13:''Risk''

71 7 41
                                    

''Gitmem.'' Duyduğum sesle eşzamanlı olarak arkamı dönerken yüzümde oluşan gülüşe engel olamamıştım. Bahadır sapasağlam bir şekilde karşımda duruyordu. Anın verdiği heyecanla ona doğru atılıp boynuna sıkıca sarıldığımda, afallasa da hemen toparlayıp karşılık vermişti sarılmama.

''Beni bu kadar sevdiğini bilmiyordum.'' Sesindeki muzip tonlamaya bulunduğumuz konum eklenince sinir katsayım artarken keçilerime mukayyet olamayıp onu omuzlarından ittim. Onu itmemle, ''Hayda!'' Demesi bir olmuştu. 'A' Harfini uzatarak söylediği için gülesim de gelmişti ama beni o kadar meraklandırmıştı ki ona çok kızgındım, gülemeyecektim.

''Neredeydin? Ne hakkın var senin bizi korkutmaya?'' Başını yana eğip derin bir nefes aldı ve ağır ağır verdi nefesini.

''Yolun sonuna doğru biraz yürüyeyim dedim, telefonun çektiği bir an bulurum diye ama merak edeceğinizi düşünemedim. Burak nerede?'' Anlaşılan telefonun çektiği bir nokta da bulamamıştı, boşu boşuna endişelenip ağladığımla kalmıştım.

Son sorusuyla Burak'ın yokluğu dank etmişti kafama. Harbiden, neredeydi bu çocuk?

''Bilmem ki be-''

''Neredesiniz ya, ödüm patladı iki saattir sizi arıyorum.

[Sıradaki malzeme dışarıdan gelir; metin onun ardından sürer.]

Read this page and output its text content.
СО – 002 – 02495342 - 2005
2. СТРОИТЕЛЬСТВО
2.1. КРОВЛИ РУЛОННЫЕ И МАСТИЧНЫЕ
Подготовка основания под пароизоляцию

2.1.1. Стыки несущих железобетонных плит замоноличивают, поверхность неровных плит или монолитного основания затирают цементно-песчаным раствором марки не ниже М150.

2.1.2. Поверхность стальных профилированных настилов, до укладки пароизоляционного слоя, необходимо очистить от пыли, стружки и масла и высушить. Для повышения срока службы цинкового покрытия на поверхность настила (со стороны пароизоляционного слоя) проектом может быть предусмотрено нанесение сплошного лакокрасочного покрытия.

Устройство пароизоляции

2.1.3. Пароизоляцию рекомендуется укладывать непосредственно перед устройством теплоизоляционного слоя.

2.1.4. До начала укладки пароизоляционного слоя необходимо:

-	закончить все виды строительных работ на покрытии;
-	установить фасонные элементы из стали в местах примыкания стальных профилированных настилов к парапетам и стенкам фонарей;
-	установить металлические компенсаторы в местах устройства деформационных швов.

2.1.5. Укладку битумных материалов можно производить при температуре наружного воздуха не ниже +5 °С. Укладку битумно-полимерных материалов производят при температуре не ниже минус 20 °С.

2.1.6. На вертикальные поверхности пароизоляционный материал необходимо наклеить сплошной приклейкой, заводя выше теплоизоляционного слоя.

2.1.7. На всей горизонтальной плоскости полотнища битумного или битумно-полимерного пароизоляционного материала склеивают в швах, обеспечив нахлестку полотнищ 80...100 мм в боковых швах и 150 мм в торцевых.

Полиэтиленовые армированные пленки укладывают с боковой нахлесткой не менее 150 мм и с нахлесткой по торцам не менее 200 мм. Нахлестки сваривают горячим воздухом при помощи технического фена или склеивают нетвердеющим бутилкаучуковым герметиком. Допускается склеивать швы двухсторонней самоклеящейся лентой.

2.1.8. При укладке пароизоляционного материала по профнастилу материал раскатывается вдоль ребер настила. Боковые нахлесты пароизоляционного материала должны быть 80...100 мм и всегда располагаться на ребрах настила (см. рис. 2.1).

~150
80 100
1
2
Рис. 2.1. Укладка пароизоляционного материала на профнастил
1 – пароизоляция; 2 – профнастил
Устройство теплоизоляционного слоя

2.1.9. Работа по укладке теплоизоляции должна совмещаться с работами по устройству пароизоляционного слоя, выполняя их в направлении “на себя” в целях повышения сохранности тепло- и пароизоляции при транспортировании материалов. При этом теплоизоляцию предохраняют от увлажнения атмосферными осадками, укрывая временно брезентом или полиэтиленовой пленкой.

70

Beni bırakıp kaçtınız sandım.'' Burak koştur koştur yanımıza geldiğinde nefes nefeseydi. Elini kalbine götürüp derin derin nefesler aldı. ''İloş koştur koştur gittin, kayboldun gözden. Bulamadım da bir daha, hayır sesini duyuyorum ama sese gidemiyorum.''

Sanırım Bahadır haklıydı, gece dışarıda soğuktan donabilirdik.

''İçeri geçelim de orada konuşuruz.'' Bahadır'ın sözleriyle hep beraber eve doğru yol almıştık. Anneannem çok merak etmiş olmalıydı, kim bilir aklında neler kuracaktı biz gelmedikçe.

''Benim anneanneme haber vermem lazım, çok endişelenmiştir. Evde yalnız kalmaya da alışık değil zaten.'' Konuşurken sesim oldukça çaresizdi.

''Maalesef bu mümkün görünmüyor.'' Burak haklıydı, nasıl haber verecektim sanki? Ama vermek zorundaydım.

''Meraktan delirir ya.'' Bir yandan konuşuyor, bir yandan da deli gibi üşüdüğüm için kollarımı birbirine sararak ısınmaya çalışıyordum.

Eve girdiğimizde ev dışarıya nazaran daha sıcak olduğu için biraz da olsa rahatlamıştım ama yine de çok soğuktu. Çenem titriyordu resmen.

''Dondum.'' Sırt çantama giderek içerisinden hırkamı çıkarıp giydim. Bahadır ve Burak da sırt çantalarından eşyalarını alıyorlardı. İkisinin de çantasını ben hazırlamıştım, ikisinde de hırka vardı.

Oturduğum yatakta iyice yayılıp sırtımı yastığa yaslarken yatağın tahmin ettiğim kadar rahatsız olmadığını fark etmiştim. Katlanılmayacak gibi değildi. Üzerime çektiğim yorgana sıkıca sarılırken Burak ve Bahadır da hazırlıklarını tamamlayıp yanıma gelmişlerdi.

Bahadır yanımdaki boşluğa otururken Burak ayak ucuma oturmuş, kucağına da çantasını almıştı.

Çantama her ihtimale karşı attığım krakeri ve keki çıkarıp açtıktan sonra ortaya koydum. Bahadır ve Burak da bu hareketim üzerine çantalarını kurcalamaya başlamışlardı. Onlar da çantalarına koyduğum atıştırmalıkları çıkardıklarında bu akşamı açlıktan ölmeden geçireceğim için şanslı sayıyordum kendimi.

''Oğlum hepsini yemeseydik, ya yarın kurtulamazsak?'' Burak'ın sorusuna cevap ararken dehşete düşmüştüm.

''Kurtulamazsak birbirimizi yeriz.'' Bahadır'ın şaka yaptığını düşünüp güleceğim sırada ciddi ifadesini fark edip gülmemi engelledim. Ve o an emin olmuştum, aç falan kalsa kesin bizi yerdi.